The decent quality tomatoes are first slow cooked in the oven, in a LOT of olive oil. I specify decent because it makes a big difference to the potency of the sauce, so it’s worth splashing out a bit. The slow roast in olive oil – really just confit – concentrates the tomatoes’ flavour and leaves them somewhere between fresh and sun-dried. At this point, the tomatoes can be used for anything, they’re bloody delicious.
Waste not ,want not
This recipe uses a lot of olive oil but it can be bottled back up for other uses. it takes on all the wonderful tomato and herb flavour. Use it to roast croutons, to drizzle over salads, or to make strapatsada and you won’t be sorry.
Once your tomatoes are made, which can be done days ahead, the rest of the sauce is quite orthodox. Fry onions (preferably the delicious tomato cooking oil), add anchovies, add tomato paste, add your drained slow roast tomatoes and leave to simmer until your sauce thickens. Add the cooked pasta to the pan with some of the starchy water. Swirl about over the heat until the sauce sticks to the pasta. Top with parmesan, or some pangrattato if you don’t do dairy.
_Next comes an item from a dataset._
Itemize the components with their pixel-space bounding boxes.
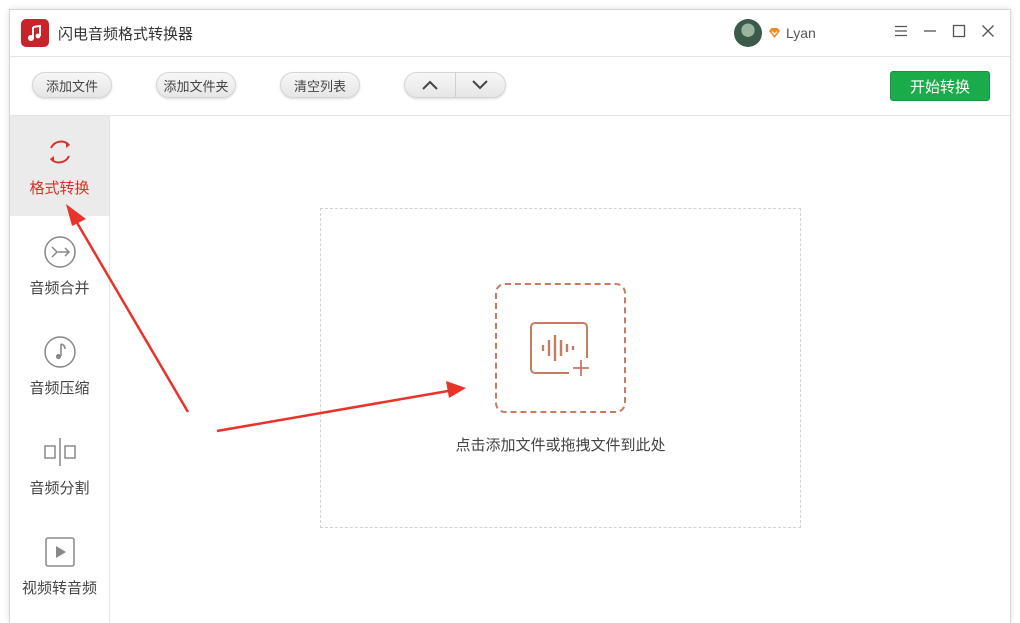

The bucatini isn’t strictly necessary, spaghetti will do in these trying times. I like the extra slurpy-ness of bucatini if you can get it though.
I reckon you could replace the savouriness of the anchovy with a a half a dozen black olives blitzed with a tsp of marmite – but this is untested and if you are able to eat anchovies, you should do it properly.
Alison has mercifully made a video of her making the recipe on her youtube, but the proper text recipe is in Roman’s Dining In.